Basics of Statistics in SQL Server 2005
When we talk about statistics in SQL Server, we're not discussing a database to store your baseball card collection. No, statistics in SQL Server refers specifically to information that the server collects about the distribution of data in columns and indexes. This data in turn is used by the query optimizer to determine the plan of attack for returning results when you run a query. While in the majority of cases SQL Server takes care of this statistical recordkeeping for you automatically, it's useful to have some understanding of what's going on, and to know when you might need to intervene.
Automatic Statistics
By default, SQL Server databases automatically create and update statistics. Although you can disable this (by setting a property of the database), you should almost certainly leave it on. SQL Server needs these statistics to do a good job with query processing, and it's likely to be smarter than you about what and when to update. The information that gets stored includes:
- The number of rows and pages occupied by a table's data
- The time that statistics were last updated
- The average length of keys in a column
- Histograms showing the distribution of data in a column
- String summaries that are used when performing LIKE queries on character data
SQL Server maintains statistics on index and key columns of all of your tables - in other words, the columns that the query processor is able to use in various ways in queries depending on the data that they contain.
Viewing Statistics
You can get an idea of the statistics that SQL Server is maintaining on
a table from either T-SQL or the SQL Server Management Studio user
interface. Let's look at the T-SQL solution first. The place to begin is
with the sp_helpstats system stored procedure, which will
list all of the statistics being maintained on a table. For example, in
the AdventureWorks sample database, you can find the statistics on the
Sales.SalesOrderDetail table this way:
sp_helpstats 'Sales.SalesOrderDetail', 'ALL'
statistics_name statistics_keys
---------------------------------------------------- ---------------------------------
_WA_Sys_00000006_245D67DE SpecialOfferID
_WA_Sys_0000000B_245D67DE ModifiedDate
AK_SalesOrderDetail_rowguid rowguid
IX_SalesOrderDetail_ProductID ProductID
PK_SalesOrderDetail_SalesOrderID_SalesOrderDetailID SalesOrderID, SalesOrderDetailID
Given an individual statistic, you can use DBCC SHOW_STATISTICS
to retrieve detailed information:
DBCC SHOW_STATISTICS('Sales.SalesOrderDetail', IX_SalesOrderDetail_ProductID)
Name Updated Rows
------------------------------ -------------------- --------------------
IX_SalesOrderDetail_ProductID Oct 14 2005 1:59AM 121317
Rows Sampled Steps Density Average key length String Index
-------------------- ------ ------------- ------------------ ------------
121317 197 0.007550886 12 NO
(1 row(s) affected)
All density Average Length Columns
------------- -------------- -------------------------------------------
0.003759399 4 ProductID
8.242868E-06 8 ProductID, SalesOrderID
8.242868E-06 12 ProductID, SalesOrderID, SalesOrderDetailID
(3 row(s) affected)
RANGE_HI_KEY RANGE_ROWS EQ_ROWS DISTINCT_RANGE_ROWS AVG_RANGE_ROWS
------------ ------------- ------------- -------------------- --------------
707 0 3083 0 1
708 0 3007 0 1
709 0 188 0 1
710 0 44 0 1
711 0 3090 0 1
(additional rows removed)
The first section of the DBCC SHOW_STATISTICS output gives
you general information on the statistic, including how many rows went
into building the statistic (SQL Server may use only a sample of the data
if the statistic is on a non-indexed column).
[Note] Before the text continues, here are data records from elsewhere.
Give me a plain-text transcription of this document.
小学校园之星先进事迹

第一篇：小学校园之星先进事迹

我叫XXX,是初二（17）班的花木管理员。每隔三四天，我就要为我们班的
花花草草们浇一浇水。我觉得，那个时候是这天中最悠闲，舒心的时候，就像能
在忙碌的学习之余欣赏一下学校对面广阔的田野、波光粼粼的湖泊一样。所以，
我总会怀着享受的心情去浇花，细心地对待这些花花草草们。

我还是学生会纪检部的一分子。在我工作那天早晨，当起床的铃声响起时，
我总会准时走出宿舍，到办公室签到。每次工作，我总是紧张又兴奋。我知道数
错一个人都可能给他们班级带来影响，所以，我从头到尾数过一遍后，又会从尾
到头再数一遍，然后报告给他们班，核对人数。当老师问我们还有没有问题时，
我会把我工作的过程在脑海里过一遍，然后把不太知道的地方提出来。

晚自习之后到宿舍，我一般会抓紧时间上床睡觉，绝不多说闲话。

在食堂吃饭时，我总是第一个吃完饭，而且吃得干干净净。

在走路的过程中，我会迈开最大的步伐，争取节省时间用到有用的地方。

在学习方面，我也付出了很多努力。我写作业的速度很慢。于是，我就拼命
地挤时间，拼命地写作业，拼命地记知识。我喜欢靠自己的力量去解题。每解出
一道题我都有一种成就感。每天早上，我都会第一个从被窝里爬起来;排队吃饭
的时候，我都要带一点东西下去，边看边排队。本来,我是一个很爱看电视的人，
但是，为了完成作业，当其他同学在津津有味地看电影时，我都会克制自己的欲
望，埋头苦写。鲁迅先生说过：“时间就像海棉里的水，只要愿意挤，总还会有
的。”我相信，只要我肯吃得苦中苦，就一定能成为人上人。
The second section shows the
sets of columns that this statistic can be used for, and statistical
measures of how well this statistic will help a query locate data in those
columns. The final section is the histogram showing the distribution of
data. The columns in this section show the key value that demarcates the
range, the number of rows that are in the range but not equal to the
upper bound,
the number of rows in the range that are equal to the upper bound, the
number of distinct values in the range (not counting the upper bound), and
the average number of duplicate values in the table for this range (which
helps measure the selectivity of the statistic). Even without
understanding the math behind query optimization in detail, it should be
obvious that this is useful information.
Of course, these days there are many developers and administrators who prefer to work with the GUI administration tools rather than raw SQL. Fortunately, all of this information on statistics is also available in SQL Server Management Studio. Connect to a database and expand the Object Explorer tree until you find the table of interest, then drill into the Statistics folder underneath the table. There you'll find a graphical representation of all of the statistics on the table, as shown in Figure 1.
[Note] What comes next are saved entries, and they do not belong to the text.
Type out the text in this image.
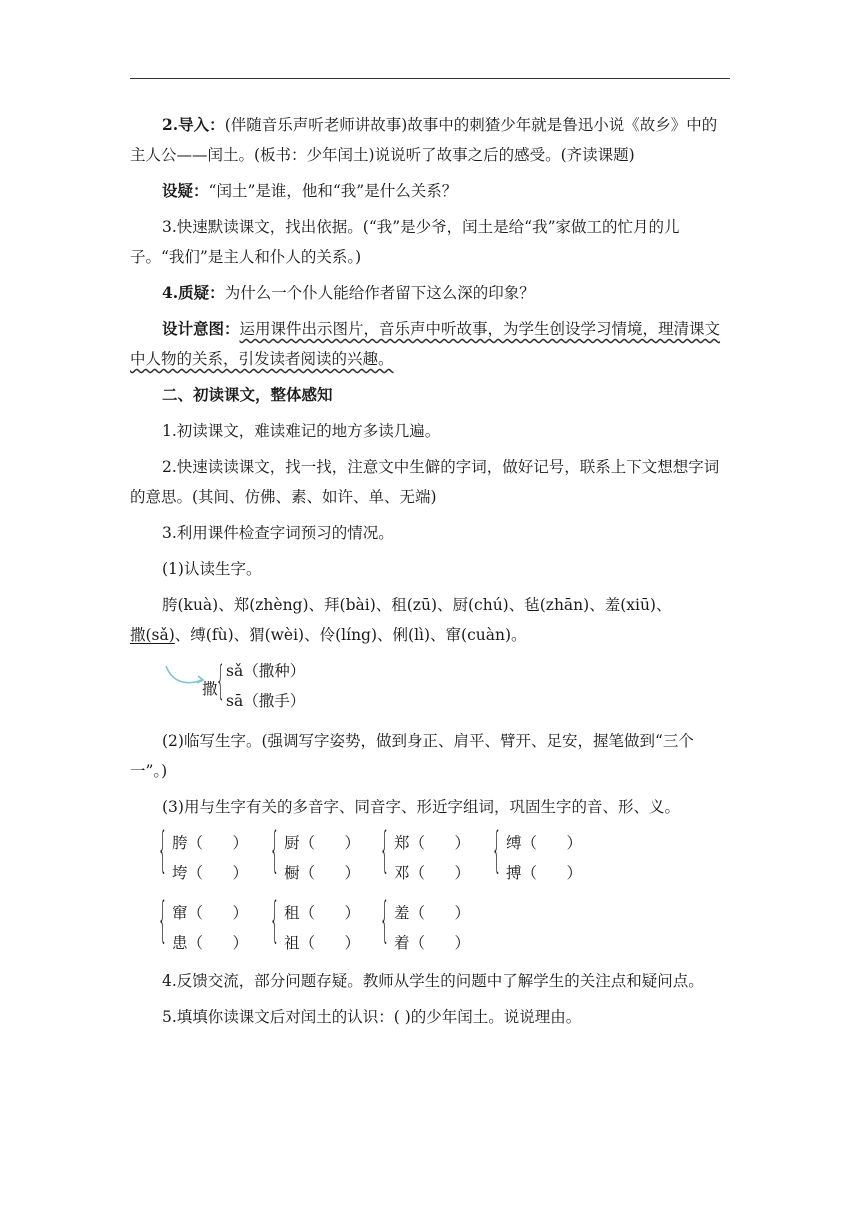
2.导入：(伴随音乐声听老师讲故事)故事中的刺猹少年就是鲁迅小说《故乡》中的主人公——闰土。(板书：少年闰土)说说听了故事之后的感受。(齐读课题)

设疑：“闰土”是谁，他和“我”是什么关系？

3.快速默读课文，找出依据。(“我”是少爷，闰土是给“我”家做工的忙月的儿子。“我们”是主人和仆人的关系。)

4.质疑：为什么一个仆人能给作者留下这么深的印象？

设计意图：运用课件出示图片，音乐声中听故事，为学生创设学习情境，理清课文中人物的关系，引发读者阅读的兴趣。

二、初读课文，整体感知

1.初读课文，难读难记的地方多读几遍。

2.快速读读课文，找一找，注意文中生僻的字词，做好记号，联系上下文想想字词的意思。(其间、仿佛、素、如许、单、无端)

3.利用课件检查字词预习的情况。

(1)认读生字。

胯(kuà)、郑(zhèng)、拜(bài)、租(zū)、厨(chú)、毡(zhān)、羞(xiū)、
撒(sǎ)、缚(fù)、猬(wèi)、伶(líng)、俐(lì)、窜(cuàn)。

撒
{ sǎ（撒种）
sā（撒手）

(2)临写生字。(强调写字姿势，做到身正、肩平、臂开、足安，握笔做到“三个一”。)

(3)用与生字有关的多音字、同音字、形近字组词，巩固生字的音、形、义。

{ 胯（      ）
垮（      ） { 厨（      ）
橱（      ） { 郑（      ）
邓（      ） { 缚（      ）
搏（      ）
{ 窜（      ）
患（      ） { 租（      ）
祖（      ） { 羞（      ）
着（      ）

4.反馈交流，部分问题存疑。教师从学生的问题中了解学生的关注点和疑问点。

5.填填你读课文后对闰土的认识：( )的少年闰土。说说理由。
If you right-click on one of these statistics and select Properties, you'll see the general information on the statistic, as shown in Figure 2.
Selecting the Details page shows detailed information on the statistic,
as shown in Figure 3. You may recognize this format - the SQL Server
Management Studio developers seem to have simply piped the
DBCC SHOW_STATISTICS output to the user interface.